Als ich konterte, wurde mir eine Tracht Prügel angedroht: "Hey, willst du Haue? Du willst Haue und weißt nicht, wie du darum bitten sollst! Du suchst selbst danach!". Irgendwie war es wieder meine Schuld.

Mit 12 Jahren hatte ich ein schlimmes Erlebnis. Ich wartete um zehn Uhr morgens an der Straßenecke auf meine Klassenkameraden, um zur Schule zu gehen, als ein Auto neben mir anhielt, der Fahrer das Fenster herunterkurbelte und mich fragte: "Wo ist der Arzt?"

Ich antwortete: "Welcher Arzt?" Und er zog seine Hose und seine Unterhose runter, zeigte mir seinen Intimbereich. Ich schrie, rannte weinend weg und rief meine Mutter an. Sie ging mit mir in die Nachbarschaft, um das Auto zu identifizieren. Meine Mutter dachte, es sei irgendein junger Mann aus unserer Gegend gewesen.

"Oft wurde ich betatscht, gekniffen oder mir wurde auf den Hintern geklopft"Bild: Ulrich Zillmann/FotoMedienService/picture alliance

Wir konnten weder das Auto noch den Mann finden, und als sie mir sagte, wir sollten zur Polizei gehen, machte ich einen Rückzieher. Ich hatte mich zu sehr geschämt - und es war doch meine Schuld, oder? Ich habe eine ganze Woche ununterbrochen geweint. Ich wollte in jenem Alter nicht wissen, wie der Intimbereich von Männern aussah - und schon gar nicht auf die Art.

Oft wurde ich betatscht, gekniffen oder mir wurde auf den Hintern geklopft, meist am helllichten Tag, an überfüllten Orten. Ich war schon groß, also habe ich mich gewehrt, habe angefangen, den Jungen und Männern hinterherzugehen und zu fragen, warum sie das getan haben. Fast alle sind weggelaufen.

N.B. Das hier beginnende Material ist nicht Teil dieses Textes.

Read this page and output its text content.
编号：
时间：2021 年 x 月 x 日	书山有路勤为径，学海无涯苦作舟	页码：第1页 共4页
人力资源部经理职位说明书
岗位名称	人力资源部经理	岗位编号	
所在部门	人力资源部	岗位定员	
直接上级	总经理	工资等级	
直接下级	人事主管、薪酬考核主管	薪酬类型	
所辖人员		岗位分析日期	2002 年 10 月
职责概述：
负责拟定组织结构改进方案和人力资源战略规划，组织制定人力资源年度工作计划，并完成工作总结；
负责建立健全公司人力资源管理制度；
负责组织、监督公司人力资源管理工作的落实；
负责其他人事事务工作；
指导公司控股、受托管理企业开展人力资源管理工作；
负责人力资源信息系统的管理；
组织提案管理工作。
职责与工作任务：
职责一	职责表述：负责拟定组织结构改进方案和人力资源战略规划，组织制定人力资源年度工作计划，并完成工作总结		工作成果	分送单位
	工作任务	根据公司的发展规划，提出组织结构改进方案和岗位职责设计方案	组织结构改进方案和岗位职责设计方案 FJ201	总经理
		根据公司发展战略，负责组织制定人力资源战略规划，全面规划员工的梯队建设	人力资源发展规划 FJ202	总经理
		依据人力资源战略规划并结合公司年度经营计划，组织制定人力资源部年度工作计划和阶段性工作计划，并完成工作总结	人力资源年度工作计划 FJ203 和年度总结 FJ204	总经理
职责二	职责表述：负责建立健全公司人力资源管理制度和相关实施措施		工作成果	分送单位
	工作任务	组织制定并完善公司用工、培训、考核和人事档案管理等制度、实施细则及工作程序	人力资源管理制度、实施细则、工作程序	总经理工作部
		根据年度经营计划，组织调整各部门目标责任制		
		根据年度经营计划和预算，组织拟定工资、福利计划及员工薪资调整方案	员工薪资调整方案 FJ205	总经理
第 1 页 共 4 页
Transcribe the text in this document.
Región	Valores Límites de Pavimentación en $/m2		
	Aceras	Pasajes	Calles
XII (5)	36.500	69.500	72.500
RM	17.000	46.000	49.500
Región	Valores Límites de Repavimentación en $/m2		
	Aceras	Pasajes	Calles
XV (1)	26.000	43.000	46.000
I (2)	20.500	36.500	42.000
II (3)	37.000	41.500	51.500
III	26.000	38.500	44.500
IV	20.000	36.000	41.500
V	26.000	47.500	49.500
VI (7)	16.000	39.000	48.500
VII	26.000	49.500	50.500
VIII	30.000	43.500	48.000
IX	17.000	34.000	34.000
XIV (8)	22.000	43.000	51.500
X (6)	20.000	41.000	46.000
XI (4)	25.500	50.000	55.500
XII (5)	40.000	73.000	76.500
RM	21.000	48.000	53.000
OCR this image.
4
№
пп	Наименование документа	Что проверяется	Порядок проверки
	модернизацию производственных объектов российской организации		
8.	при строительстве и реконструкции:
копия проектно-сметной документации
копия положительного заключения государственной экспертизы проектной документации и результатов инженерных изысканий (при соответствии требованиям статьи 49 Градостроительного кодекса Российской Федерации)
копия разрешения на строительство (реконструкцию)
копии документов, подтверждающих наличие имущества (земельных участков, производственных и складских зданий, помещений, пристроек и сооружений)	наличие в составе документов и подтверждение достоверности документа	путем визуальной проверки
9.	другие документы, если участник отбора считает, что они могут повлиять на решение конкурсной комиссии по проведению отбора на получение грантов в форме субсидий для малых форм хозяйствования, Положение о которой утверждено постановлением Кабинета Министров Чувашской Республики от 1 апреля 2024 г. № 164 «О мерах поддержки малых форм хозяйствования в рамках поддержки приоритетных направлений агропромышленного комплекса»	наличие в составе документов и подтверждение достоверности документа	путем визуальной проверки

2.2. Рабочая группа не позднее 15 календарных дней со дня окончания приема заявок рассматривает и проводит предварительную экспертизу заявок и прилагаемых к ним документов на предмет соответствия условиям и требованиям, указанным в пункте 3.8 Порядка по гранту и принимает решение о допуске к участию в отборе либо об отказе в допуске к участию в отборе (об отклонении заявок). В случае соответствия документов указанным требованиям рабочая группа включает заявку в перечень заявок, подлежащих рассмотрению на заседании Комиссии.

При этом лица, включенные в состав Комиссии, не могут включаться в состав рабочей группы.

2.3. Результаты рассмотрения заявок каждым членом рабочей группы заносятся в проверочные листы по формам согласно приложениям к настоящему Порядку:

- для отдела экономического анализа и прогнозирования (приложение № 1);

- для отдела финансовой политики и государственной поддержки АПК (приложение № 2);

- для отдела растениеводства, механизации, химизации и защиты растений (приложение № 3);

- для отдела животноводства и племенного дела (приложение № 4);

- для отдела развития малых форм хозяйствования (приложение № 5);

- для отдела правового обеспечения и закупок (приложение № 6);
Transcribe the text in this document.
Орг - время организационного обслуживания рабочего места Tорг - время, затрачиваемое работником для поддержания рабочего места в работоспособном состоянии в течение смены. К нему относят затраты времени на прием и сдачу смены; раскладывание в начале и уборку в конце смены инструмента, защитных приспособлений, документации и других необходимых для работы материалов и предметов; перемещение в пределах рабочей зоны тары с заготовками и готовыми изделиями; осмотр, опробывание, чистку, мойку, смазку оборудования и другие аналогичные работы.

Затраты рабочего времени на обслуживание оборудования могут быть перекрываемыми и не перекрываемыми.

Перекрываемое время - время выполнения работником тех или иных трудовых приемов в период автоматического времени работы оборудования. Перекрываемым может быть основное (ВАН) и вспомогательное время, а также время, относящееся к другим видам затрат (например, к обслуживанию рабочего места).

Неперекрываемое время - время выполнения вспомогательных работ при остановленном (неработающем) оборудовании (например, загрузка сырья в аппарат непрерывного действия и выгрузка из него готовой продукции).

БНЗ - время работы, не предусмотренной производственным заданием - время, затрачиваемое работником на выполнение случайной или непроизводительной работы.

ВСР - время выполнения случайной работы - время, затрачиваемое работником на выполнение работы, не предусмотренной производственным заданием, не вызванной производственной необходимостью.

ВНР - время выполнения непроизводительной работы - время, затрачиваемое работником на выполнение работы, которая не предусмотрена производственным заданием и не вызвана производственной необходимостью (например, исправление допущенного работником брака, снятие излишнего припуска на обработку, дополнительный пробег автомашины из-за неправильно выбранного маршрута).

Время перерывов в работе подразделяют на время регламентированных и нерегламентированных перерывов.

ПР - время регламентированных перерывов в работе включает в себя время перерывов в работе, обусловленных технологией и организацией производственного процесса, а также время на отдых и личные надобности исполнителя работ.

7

Wie mich gibt es wahrscheinlich hunderte und tausende Mädchen und Frauen in Rumänien, die das jeden Tag durchmachen. Die weniger "Glücklichen" werden vergewaltigt, geschlagen - und sogar getötet. Entweder sind sie Gefangene von Gewalttätern oder sie kennen ihre Rechte nicht - oder sie haben Angst.

Auf jeden Fall ist es immer noch "beschämend" in unserer Gesellschaft, darüber zu reden. 

Ich wünsche mir, dass alle Frauen über die Übergriffe und Belästigungen, die sie erleben, offen sprechen. Und dass sie alles frei ansprechen können, was sie dazu bringt, sich unwohl zu fühlen - ohne Schuldgefühle. Wir leben im 21. Jahrhundert, es ist keine "Schande" mehr, über jene Sachen zu sprechen, die uns angeblich nur passieren würden, weil wir "selbst darum bitten".